Zeit für Körper und Sinne

Ein warmes Bad oder eine lange Dusche am Abend helfen, den Tag loszulassen. Kerzenlicht, leise Musik oder ein paar Tropfen ätherisches Öl machen aus etwas Alltäglichem ein kleines Ritual. Wenn Draussen harsches und ungemütliches Wetter herrscht, machen Sie sich eine Wohlfühlzone zuhause.

Bewegung, die Freude macht

Nicht jede Bewegung muss sportlich sein. Ein Spaziergang im Schnee, ein paar Runden auf der Eisbahn, Schlitteln mit Freund:innen oder einfach bewusstes Gehen in der klaren Winterluft. Bewegung im Winter darf spielerisch sein und Freude machen. Und gibt Ihnen die Gelegenheit, um Ihrem Körper und Geist etwas Gutes zu tun.

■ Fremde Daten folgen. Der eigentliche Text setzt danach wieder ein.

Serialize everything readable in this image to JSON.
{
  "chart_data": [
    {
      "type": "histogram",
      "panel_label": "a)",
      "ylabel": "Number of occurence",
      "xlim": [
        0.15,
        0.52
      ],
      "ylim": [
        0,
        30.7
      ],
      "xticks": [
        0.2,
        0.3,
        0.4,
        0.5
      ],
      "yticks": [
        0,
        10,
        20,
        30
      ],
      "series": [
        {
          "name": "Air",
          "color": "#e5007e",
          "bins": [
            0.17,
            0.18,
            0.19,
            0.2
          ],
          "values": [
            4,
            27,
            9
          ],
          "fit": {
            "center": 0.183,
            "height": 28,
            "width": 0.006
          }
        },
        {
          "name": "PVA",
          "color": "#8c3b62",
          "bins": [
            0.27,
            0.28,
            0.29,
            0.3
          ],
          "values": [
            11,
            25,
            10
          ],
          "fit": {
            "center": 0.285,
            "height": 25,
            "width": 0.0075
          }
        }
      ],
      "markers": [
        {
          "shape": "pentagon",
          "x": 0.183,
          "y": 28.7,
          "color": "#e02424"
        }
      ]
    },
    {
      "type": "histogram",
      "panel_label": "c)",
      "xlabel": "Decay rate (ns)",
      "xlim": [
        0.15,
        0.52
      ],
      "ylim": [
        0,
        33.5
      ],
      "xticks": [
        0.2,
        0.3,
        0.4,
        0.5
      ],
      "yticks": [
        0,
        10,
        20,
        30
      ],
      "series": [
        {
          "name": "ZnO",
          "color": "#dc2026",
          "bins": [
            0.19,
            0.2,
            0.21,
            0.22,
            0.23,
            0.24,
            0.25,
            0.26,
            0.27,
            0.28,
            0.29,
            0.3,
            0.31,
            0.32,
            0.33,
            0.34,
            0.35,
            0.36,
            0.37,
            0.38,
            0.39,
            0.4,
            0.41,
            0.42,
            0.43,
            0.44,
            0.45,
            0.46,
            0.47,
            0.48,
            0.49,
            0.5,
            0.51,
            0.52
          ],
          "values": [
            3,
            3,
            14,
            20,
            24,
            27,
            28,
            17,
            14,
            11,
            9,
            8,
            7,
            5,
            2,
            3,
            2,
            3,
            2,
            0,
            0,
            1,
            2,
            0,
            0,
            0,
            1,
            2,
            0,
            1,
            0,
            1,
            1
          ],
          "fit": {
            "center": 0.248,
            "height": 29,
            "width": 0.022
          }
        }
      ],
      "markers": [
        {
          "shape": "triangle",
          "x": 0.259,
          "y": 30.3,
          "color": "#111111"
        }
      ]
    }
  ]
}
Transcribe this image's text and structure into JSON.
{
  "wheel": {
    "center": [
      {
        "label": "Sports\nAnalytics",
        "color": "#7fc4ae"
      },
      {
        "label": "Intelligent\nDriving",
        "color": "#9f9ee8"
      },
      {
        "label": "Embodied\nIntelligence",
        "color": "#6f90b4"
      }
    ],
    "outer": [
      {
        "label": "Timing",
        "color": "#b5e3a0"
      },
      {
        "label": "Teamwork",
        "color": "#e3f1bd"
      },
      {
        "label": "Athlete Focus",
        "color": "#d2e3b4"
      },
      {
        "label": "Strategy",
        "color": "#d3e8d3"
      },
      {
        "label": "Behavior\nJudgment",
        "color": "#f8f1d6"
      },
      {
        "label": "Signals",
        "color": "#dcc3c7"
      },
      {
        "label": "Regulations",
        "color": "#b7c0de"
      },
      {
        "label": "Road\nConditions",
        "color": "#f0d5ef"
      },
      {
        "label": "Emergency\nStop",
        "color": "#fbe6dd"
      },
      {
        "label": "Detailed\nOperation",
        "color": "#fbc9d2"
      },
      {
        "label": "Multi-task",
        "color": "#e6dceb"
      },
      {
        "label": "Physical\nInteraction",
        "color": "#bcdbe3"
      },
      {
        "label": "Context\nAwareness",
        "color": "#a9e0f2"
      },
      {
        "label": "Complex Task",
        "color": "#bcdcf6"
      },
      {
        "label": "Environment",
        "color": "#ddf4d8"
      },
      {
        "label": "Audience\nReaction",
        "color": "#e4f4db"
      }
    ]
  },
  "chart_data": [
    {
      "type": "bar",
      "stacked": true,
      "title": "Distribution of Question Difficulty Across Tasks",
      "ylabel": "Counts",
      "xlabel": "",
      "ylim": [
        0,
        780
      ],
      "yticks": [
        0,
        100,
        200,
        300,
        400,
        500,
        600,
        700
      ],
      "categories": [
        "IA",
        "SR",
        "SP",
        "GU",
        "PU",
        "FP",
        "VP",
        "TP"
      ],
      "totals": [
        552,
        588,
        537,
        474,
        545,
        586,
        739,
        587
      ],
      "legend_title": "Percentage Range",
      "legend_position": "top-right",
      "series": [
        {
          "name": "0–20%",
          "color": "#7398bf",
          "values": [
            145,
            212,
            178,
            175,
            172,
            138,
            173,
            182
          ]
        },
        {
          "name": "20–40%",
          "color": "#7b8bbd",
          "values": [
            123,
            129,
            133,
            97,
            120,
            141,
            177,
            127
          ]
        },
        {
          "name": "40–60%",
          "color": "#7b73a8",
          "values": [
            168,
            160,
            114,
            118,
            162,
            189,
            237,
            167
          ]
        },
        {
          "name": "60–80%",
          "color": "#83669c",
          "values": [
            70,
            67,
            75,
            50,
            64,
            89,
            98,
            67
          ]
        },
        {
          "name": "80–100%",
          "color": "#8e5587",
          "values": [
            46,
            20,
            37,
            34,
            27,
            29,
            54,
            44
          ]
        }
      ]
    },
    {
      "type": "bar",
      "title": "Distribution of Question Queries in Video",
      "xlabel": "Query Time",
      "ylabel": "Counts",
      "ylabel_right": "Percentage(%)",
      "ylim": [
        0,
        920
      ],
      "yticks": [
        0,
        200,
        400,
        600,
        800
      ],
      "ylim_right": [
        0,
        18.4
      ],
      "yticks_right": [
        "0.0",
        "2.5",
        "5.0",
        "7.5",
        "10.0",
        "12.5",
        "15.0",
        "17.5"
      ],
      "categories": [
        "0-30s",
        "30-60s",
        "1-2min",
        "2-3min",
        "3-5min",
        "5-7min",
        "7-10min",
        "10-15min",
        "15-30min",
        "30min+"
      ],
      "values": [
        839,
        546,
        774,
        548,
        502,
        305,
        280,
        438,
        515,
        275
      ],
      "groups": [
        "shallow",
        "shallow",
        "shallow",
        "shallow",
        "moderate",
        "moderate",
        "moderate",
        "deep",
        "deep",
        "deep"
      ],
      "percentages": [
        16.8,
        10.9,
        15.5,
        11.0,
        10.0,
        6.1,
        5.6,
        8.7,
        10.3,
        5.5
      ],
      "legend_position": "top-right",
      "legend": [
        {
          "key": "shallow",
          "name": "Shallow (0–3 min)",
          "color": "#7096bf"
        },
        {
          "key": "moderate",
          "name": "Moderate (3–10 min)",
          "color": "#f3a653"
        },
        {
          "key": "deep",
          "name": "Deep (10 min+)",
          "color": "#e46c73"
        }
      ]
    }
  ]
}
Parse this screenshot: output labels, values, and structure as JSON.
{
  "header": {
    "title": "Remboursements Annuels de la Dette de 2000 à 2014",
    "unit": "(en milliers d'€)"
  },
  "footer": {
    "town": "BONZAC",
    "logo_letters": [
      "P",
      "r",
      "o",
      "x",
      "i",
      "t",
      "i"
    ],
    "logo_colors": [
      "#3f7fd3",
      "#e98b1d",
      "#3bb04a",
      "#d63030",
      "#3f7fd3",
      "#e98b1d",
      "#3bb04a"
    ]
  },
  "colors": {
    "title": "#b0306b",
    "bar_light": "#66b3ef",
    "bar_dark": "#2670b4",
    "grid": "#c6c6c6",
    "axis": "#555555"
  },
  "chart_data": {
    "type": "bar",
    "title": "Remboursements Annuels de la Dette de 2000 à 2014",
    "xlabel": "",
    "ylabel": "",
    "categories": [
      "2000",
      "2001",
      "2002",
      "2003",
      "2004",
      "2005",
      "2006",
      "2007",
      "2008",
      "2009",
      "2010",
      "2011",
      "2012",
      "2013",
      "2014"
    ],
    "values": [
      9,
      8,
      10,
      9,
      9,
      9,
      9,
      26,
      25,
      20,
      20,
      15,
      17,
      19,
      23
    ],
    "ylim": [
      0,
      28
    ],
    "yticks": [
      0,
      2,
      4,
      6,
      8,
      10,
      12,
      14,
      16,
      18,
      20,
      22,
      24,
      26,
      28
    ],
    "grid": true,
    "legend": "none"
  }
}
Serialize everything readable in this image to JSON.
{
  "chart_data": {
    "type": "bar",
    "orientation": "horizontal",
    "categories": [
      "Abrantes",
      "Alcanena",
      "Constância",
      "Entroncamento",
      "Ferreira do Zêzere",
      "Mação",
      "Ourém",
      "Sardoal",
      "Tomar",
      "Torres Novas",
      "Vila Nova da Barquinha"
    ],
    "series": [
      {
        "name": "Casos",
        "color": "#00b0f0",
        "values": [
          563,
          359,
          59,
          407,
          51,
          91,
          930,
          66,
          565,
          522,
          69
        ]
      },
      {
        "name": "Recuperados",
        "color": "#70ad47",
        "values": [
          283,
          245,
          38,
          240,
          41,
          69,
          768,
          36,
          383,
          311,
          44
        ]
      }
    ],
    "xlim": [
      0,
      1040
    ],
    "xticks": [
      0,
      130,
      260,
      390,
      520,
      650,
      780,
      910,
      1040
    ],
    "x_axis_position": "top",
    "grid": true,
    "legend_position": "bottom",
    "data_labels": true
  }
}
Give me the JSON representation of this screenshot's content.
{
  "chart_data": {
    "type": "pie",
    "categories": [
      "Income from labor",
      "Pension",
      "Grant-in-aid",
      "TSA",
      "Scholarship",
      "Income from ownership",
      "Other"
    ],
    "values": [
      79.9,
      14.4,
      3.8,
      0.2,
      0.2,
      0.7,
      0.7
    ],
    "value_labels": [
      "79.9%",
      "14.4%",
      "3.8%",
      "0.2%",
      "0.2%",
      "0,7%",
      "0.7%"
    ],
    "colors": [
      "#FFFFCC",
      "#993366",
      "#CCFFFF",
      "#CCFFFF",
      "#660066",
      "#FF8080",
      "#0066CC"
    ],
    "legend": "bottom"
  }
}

Gemütlichkeit bewusst zulassen

Ein Buch, das schon lange wartet. Eine Serie ohne schlechtes Gewissen. Stricken, malen, schreiben oder einfach am Fenster sitzen und dem Schneefall zuschauen. Der Winter lädt ein, langsamer zu werden und das ist kein Zeichen von Trägheit, sondern von Achtsamkeit. Dazu zählt nicht nur die heisse Schokolade. Auch simple Momente der Ruhe können einen grossen Unterschied machen. So kommen Sie gesund durch die hektischen Weihnachtstage.

Soziale Me Time

Me Time bedeutet nicht immer Alleinsein. Auch ein ruhiger Abend mit vertrauten Menschen, ein gemeinsames Kochen oder ein Spaziergang zu zweit können nährend sein. Entscheidend ist, dass man sich wohl fühlt und nichts „muss“. Achten Sie darauf, was Sie wirklich gerade benötigen. 

Fazit

Der Winter ist keine Zeit des Mangels, sondern eine Einladung.
Eine Einladung, langsamer zu werden, wärmer zu denken und liebevoller mit sich selbst umzugehen. Kleine Rituale, bewusst gewählt, können viel bewirken, damit Sie glücklicher und entspannter durch die kalte Jahreszeit gehen.